La polémica apareció desde el momento en que, frente a todo pronóstico, se anunciara en 2010 a Qatar como la sede para el año 2022, situación que más tarde sirvió para exponer la corrupción que habita a la FIFA, una mafia. Desde entonces a la fecha, no hubo nada que permitiera cancelar el Mundial o cambiar la sede. No importaron las violaciones de derechos humanos que continuamente se ejercen Qatar hacia las mujeres o miembrxs de la comunidad LGBTQ+, tampoco la censura a la libertad de expresión y mucho menos las condiciones laborales similares a la esclavitud a la que se somete a los trabajadores migrantes en el país mediante la kalafa, el sistema laboral del país que estuvo vigente hasta 2020.

El Mundial, además de ser un evento que reúne a gente de todo el mundo, también sirve en ocasiones para hacer sportwashing, es decir, mejorar la imagen pública de un país a través del interés por el deporte. La emoción que genera tan gran evento termina por disimular aunque sea un poco los problemas sociales y políticos del país anfitrión, prueba de ello son los memes que circulan de La’eeb, la mascota del Mundial, donde se le ve juzgando comportamientos de los jugadores para ver si son heterosexuales o no. Hoy en día cualquier situación puede ser reducida a un meme para luego disminuir la manera en que opera en la realidad.

Cuando se asignó a Qatar como la sede, no solo había conocimiento sobre la frecuente violación de derechos humanos, sino que también se sabía que el país no contaba con la infraestructura suficiente para soportar el Mundial. La única forma de que todo estuviera en el plazo correspondiente era a través de jornadas laborales extensas de 12 horas o más en un clima extremadamente caluroso y con restricciones impuestas a los visitantes acordes a su ideología.

Éticamente estamos en un callejón. Por un lado se festeja al equipo de la selección alemana por taparse la boca como símbolo de protesta antes de comenzar un partido mientras por el otro al cantante Maluma se le exige y castiga mediáticamente por aceptar presentarse en el Mundial. ¿Por qué se le pide esto a un cantante popular en lugar de hacerlo a futbolistas, países y marcas? Quizá inconscientemente sabemos que sería un sinsentido dentro del capitalismo que habitamos.

Es difícil ver más allá de lo que, desde la apología, es un evento que lleva la etiqueta de proveedor de “felicidad". Basta con ver cómo unos niños en una escuela mexicana se emocionan con el arquero de la selección, Guillermo Ochoa, parando un penal, para callar lo que está de fondo: el contexto social, político e histórico. La felicidad de algunos vale más que la libertad y la dignidad de otros.
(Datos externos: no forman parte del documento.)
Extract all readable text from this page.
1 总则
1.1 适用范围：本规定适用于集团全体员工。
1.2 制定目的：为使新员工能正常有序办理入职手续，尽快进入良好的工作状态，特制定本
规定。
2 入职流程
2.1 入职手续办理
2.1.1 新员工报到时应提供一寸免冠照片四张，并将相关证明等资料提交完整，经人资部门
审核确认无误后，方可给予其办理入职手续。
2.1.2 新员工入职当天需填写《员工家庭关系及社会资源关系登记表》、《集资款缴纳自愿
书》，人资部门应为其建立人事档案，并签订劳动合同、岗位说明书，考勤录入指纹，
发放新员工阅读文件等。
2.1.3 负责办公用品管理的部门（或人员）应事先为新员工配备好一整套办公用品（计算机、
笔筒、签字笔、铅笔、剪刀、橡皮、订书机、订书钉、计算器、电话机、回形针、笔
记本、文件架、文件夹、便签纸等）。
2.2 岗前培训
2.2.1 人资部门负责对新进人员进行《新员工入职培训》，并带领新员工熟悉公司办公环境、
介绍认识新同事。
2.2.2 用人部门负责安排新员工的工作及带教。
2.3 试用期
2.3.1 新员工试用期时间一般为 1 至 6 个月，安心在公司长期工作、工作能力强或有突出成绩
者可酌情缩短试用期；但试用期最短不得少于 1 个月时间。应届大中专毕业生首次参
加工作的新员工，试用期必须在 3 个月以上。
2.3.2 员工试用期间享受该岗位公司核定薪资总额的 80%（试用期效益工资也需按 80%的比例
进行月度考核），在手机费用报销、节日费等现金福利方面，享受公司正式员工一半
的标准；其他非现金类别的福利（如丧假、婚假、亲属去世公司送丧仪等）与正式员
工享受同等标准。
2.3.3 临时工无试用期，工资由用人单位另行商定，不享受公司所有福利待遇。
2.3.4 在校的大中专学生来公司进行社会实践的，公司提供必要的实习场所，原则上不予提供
A menudo se dice que no hay consumo ético dentro del capitalismo y quizá sea cierto, pero tampoco podemos tomar esa excusa para huir de toda responsabilidad frente a nuestras acciones. No se trata solo de que no veamos y disfrutemos un evento deportivo, sino de que seamos capaces de reconocer que, como sociedad, no es normal que aceptemos con tanta facilidad violaciones de derechos humanos ni abusos laborales con tal de disfrutar, como en este caso, de unas semanas de juego. Parafraseando al filósofo francés Gilles Deleuze, no se trata solo de la arbitrariedad del rey sino también del cómo los dominados participan de esta. Si podemos emocionarnos colectivamente por un penal, tal vez podemos sensibilizarnos también frente al dolor ajeno y las injusticias.